Performance Optimization
Browser games run in a shared environment with other tabs, extensions, and the browser itself. Performance matters more than in native development. Key principles:
- Minimize draw calls. Batch similar drawing operations. Draw all background tiles first, then all entities, then all UI elements. Switching between drawing operations is expensive.
- Use offscreen canvases. Pre-render complex or static elements to an offscreen canvas, then draw that canvas to the main canvas in a single operation each frame.
- Object pooling. Do not create and garbage-collect objects every frame. Pre-allocate arrays of bullets, particles, and effects, and recycle them. GC pauses cause visible stuttering.
- Limit canvas size to what you need. A 1920x1080 canvas redraws 2 million pixels per frame. If your game's art style works at 480x270 (quarter resolution), render at that size and CSS-scale the canvas up. The pixel art look is a bonus.
Deploying on GitHub Pages
The simplest free hosting for a browser game is GitHub Pages. Here is the process:
- Create a GitHub repository for your game.
- Push your game files (HTML, JS, CSS, assets) to the
mainbranch. - Go to Settings > Pages in your repository.
- Set the source to "Deploy from a branch" and select
main. - Your game is live at
https://yourusername.github.io/repo-name/.
GitHub Pages serves static files with HTTPS, a global CDN, and no cost. It is the standard deployment target for indie browser games, educational simulations, and creative web projects. The only limitation is that there is no server-side processing, which means no multiplayer without a separate backend. For single-player and local multiplayer games, it is perfect.
Netlify and Vercel are alternatives with similar free tiers and slightly more features (like form handling and serverless functions), which can be useful if you eventually add leaderboards or analytics.
Your First Game: A Practical Roadmap
Theory is useful, but building is better. Here is a concrete plan for your first browser game, assuming you start this week:
- Day 1: Moving square. Set up the game loop, draw a colored square, and move it with arrow keys. This validates your entire toolchain: editor, browser, dev server, and your understanding of the loop.
- Day 2: Add an objective. Place a target on screen. When the player square touches it, increment a score and move the target to a random position.

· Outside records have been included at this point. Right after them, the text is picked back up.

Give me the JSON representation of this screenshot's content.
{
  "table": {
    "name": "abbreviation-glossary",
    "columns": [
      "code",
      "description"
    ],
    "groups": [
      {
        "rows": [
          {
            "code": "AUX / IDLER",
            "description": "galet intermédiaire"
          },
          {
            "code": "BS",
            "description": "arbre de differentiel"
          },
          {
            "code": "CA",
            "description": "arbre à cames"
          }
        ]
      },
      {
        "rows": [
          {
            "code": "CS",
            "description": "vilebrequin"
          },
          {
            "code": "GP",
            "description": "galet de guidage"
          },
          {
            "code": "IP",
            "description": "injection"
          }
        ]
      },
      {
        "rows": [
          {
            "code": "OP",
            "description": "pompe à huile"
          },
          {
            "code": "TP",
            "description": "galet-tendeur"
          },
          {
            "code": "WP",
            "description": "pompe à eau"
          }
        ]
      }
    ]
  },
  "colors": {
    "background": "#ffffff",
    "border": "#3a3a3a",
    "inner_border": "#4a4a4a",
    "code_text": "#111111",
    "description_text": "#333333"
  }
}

You now have collision detection and a game state.
- Day 3: Add an obstacle. Place enemies that move in patterns. If the player touches an enemy, the game ends. Add a restart mechanism. You now have lose conditions and game flow.
- Day 4: Polish. Replace squares with sprites. Add a sound effect for scoring and another for dying. Add a start screen and a game-over screen with the final score.
- Day 5: Deploy. Push to GitHub, enable Pages, and share the URL. Congratulations, you have shipped a browser game.
This five-day sprint produces something small but complete. It covers every fundamental concept: game loop, rendering, input, collision, state management, assets, and deployment. From here, you can iterate on the same game (add levels, power-ups, difficulty scaling) or start a new project with Phaser or Three.js, bringing your understanding of the fundamentals with you.
Where to Go Next
After your first game, the branching paths are wide open:
- Platformers: Add gravity, jumping, and tile-based levels. Phaser's Arcade physics makes this straightforward.
- Puzzle games: Grid-based logic, match-3 mechanics, or Sokoban-style push puzzles. These are great for learning game state management.
- Visual polish: Learn about particle systems, screen shake, easing functions, and color theory to make your games feel better without adding gameplay complexity.
- Multiplayer: WebSockets and WebRTC enable real-time multiplayer in the browser. This is a significant step up in complexity but opens up entirely new game genres.
- Game jams: Ludum Dare, Global Game Jam, and itch.io jams give you a deadline, a theme, and an audience. There is no faster way to improve than shipping a game in 48 hours.
The browser is the most accessible game platform that exists. Your players are one click away from playing. Start building.